Mayer on the Verge of Greatness

April 27, 2021

There’s been some positive movement at Notre Dame with veteran wide receivers this spring. Brian Kelly and Tommy Rees have both praised the work of Lawrence Keys, Braden Lenzy, and Joe Wilkins.

There’s a world where all three become factors for the Irish offense this season with Keys and Lenzy in particular adding a critical speed element to the passing game. It would be great if they are able to help create more explosive plays for the Irish.

That may happen, but it’s doubtful any of them becomes the go-to guy for Notre Dame’s passing game. That may end up being Kevin Austin, if he can stay on the field to accomplish that. If not him, Michael Mayer may evolve into that if he hasn’t already.

When asked if it’s possible to have a tight end as the top target on offense, Rees made it clear that it can be done.

"It was in 2012. I can tell you that,” said Rees in reference to Tyler Eifert’s role in the offense that season. “I don't see why it should be any different in terms of being able to feature someone.”

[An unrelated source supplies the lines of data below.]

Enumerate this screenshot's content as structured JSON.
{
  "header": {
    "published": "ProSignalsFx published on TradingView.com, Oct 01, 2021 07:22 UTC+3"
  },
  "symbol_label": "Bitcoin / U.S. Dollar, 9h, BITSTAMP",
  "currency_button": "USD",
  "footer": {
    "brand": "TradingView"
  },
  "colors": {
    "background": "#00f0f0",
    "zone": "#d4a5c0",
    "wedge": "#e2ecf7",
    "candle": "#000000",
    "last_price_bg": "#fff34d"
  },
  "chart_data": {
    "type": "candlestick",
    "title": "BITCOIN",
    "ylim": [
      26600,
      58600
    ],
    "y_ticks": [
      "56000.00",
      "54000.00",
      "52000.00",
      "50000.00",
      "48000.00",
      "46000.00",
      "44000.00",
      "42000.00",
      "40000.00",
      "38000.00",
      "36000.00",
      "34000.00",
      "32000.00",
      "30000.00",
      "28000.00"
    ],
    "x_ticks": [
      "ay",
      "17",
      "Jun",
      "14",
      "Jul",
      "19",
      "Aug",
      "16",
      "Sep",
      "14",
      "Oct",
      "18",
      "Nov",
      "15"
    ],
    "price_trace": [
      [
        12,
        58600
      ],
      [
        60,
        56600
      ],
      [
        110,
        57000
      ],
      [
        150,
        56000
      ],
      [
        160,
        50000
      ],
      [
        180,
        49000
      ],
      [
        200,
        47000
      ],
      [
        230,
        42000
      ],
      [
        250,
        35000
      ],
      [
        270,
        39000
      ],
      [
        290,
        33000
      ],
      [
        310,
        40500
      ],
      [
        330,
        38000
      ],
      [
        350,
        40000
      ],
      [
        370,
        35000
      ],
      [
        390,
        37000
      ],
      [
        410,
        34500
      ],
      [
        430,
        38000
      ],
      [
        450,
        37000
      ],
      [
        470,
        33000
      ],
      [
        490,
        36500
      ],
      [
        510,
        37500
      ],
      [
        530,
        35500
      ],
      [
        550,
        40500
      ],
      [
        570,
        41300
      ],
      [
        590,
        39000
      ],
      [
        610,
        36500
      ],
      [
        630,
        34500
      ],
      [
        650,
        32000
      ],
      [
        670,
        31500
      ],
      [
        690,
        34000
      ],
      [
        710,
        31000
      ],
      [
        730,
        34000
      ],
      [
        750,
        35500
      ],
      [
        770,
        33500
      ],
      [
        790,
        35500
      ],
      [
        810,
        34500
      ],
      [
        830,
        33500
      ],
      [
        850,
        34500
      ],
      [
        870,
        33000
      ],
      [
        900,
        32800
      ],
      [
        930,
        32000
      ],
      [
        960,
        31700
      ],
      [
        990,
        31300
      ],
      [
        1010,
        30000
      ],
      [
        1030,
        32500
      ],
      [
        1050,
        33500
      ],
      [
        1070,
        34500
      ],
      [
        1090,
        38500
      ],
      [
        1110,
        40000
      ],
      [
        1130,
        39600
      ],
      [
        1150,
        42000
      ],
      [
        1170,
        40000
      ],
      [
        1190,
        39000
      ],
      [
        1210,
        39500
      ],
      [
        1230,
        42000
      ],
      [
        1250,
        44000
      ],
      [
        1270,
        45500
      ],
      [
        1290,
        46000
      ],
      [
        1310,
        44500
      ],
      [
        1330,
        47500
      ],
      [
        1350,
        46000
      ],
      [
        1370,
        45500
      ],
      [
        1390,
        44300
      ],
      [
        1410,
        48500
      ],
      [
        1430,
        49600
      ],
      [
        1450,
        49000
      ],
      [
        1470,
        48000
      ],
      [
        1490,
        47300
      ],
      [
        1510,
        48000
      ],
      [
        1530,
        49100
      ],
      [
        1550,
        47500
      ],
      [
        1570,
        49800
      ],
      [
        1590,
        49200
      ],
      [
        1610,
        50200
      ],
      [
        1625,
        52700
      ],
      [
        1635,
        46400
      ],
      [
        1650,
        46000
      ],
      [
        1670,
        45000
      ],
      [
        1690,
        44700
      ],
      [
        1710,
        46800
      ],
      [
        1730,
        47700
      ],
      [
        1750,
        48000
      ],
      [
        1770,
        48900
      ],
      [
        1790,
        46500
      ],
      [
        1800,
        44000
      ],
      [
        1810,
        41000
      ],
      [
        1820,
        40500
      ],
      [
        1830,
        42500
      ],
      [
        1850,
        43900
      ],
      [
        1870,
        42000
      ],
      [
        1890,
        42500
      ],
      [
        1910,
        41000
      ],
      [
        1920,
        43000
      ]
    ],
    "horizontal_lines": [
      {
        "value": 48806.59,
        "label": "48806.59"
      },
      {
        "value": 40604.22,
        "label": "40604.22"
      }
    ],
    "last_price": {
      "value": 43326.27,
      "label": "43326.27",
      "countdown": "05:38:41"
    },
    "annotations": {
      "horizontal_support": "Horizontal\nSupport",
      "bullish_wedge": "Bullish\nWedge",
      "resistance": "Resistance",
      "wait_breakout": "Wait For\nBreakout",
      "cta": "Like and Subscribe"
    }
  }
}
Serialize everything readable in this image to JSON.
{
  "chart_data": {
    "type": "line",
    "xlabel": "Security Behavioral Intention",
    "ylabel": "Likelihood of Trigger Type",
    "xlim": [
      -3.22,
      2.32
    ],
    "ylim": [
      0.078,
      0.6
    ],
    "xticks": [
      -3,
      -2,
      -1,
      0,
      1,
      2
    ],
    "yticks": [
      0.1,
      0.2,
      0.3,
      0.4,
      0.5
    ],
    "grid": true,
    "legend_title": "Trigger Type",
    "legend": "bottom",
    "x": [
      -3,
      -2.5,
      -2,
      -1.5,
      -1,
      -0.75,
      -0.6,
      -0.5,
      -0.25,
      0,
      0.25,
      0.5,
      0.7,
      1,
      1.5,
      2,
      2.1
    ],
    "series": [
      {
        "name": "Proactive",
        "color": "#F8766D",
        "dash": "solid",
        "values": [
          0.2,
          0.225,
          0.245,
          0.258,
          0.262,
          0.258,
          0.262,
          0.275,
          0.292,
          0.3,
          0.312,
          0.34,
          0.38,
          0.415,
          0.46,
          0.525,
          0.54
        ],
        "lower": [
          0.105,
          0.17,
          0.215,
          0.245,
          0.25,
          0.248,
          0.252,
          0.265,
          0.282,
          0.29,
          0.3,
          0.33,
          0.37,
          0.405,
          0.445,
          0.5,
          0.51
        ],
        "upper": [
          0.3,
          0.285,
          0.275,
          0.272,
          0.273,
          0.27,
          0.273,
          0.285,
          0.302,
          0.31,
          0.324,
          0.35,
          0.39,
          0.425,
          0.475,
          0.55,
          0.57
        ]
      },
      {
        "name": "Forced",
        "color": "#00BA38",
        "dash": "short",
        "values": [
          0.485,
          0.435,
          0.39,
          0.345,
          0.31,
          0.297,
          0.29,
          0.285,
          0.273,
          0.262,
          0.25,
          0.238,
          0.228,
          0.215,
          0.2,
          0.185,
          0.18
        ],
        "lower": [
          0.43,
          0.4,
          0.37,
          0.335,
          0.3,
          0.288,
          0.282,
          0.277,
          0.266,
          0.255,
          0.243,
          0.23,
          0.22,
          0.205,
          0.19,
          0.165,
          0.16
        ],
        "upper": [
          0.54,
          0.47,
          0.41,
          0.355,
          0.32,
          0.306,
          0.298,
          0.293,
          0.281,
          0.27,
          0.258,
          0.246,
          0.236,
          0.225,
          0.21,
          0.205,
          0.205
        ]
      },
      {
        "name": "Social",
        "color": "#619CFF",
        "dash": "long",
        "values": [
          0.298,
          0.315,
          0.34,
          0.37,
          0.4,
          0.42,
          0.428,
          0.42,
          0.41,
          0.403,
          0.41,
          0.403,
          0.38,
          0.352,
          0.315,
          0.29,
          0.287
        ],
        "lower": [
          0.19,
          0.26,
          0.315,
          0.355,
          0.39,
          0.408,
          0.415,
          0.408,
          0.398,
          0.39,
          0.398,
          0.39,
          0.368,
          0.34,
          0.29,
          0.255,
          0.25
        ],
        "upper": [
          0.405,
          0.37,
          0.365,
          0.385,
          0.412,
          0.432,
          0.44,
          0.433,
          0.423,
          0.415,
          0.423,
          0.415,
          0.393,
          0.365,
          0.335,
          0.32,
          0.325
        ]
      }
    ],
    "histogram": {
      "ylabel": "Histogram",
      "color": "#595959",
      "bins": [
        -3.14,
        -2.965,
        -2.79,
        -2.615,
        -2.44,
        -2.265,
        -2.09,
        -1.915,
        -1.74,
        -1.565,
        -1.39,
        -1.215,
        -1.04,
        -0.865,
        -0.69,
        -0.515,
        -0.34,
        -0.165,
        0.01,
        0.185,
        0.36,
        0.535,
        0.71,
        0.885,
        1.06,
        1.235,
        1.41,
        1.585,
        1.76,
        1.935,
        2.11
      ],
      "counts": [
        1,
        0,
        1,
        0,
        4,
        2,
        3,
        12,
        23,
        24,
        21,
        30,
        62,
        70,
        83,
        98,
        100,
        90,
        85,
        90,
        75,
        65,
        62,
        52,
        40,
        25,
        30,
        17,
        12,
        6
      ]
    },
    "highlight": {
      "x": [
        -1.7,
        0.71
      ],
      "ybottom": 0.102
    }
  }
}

Mayer was already featured heavily as a true freshman and there isn’t any reason to believe that is going to decrease this season. He was targeted 59 times (tied for the team lead with Javon McKinley) and led the team in catches for first downs (32). Only Florida’s Kyle Pitts, Boston College’s Hunter Long, and Iowa State’s Charlie Kolar caught more first downs from the tight end position in all of college football.

There wasn’t a tight end that caught more passes on third down than Mayer either. He hauled in 16 passes, 14 of which went for first downs. He’s on the verge of becoming a great player and he’s only going to get better.

"In terms of Mike's ability, I think he's really only scratching the surface and last year was only a brief glimpse of how good this kid can be,” Rees stated. “There's something to say about the way he works, the tenacity he plays with, the edge he plays with - he's extremely talented, but there is a reason why he's a great player.

"The mentality is there. I'd say the same thing about Kyren. Those two really have the same type of mentality where they're going to compete every single opportunity they have and they're not going to let it slow them down.”

The one thing to watch this season is how Rees elects to utilize Mayer outside of where he lined up last season.

"For us, it's about trying to isolate matchups for Mike,” Rees said. “How do we get him where they can't help? Where can we get him 1-on-1? It really doesn't matter if it's a corner because he'll' have a size advantage. If it's a safety or linebacker, he's going to have an agility advantage.

"We're going to do as many things as we can to isolate him where they can't help with a second player."

In 2020, 63.5% of pass snaps he lined up in the slot and he was out wide on 9.5% of passing plays. Seeing him lineup more to the boundary may be an obvious adjustment to force teams to single cover him. And if they elect to play zone, they might still want to throw it up to him like Everett Golson did for Eifert against Stanford in 2012.


If the game is on the line and Notre Dame is looking to move the chains, the ball is likely going to be thrown in Mayer’s direction. If he can build on what he did last season, then that should equal to very good things for the Irish offense this fall.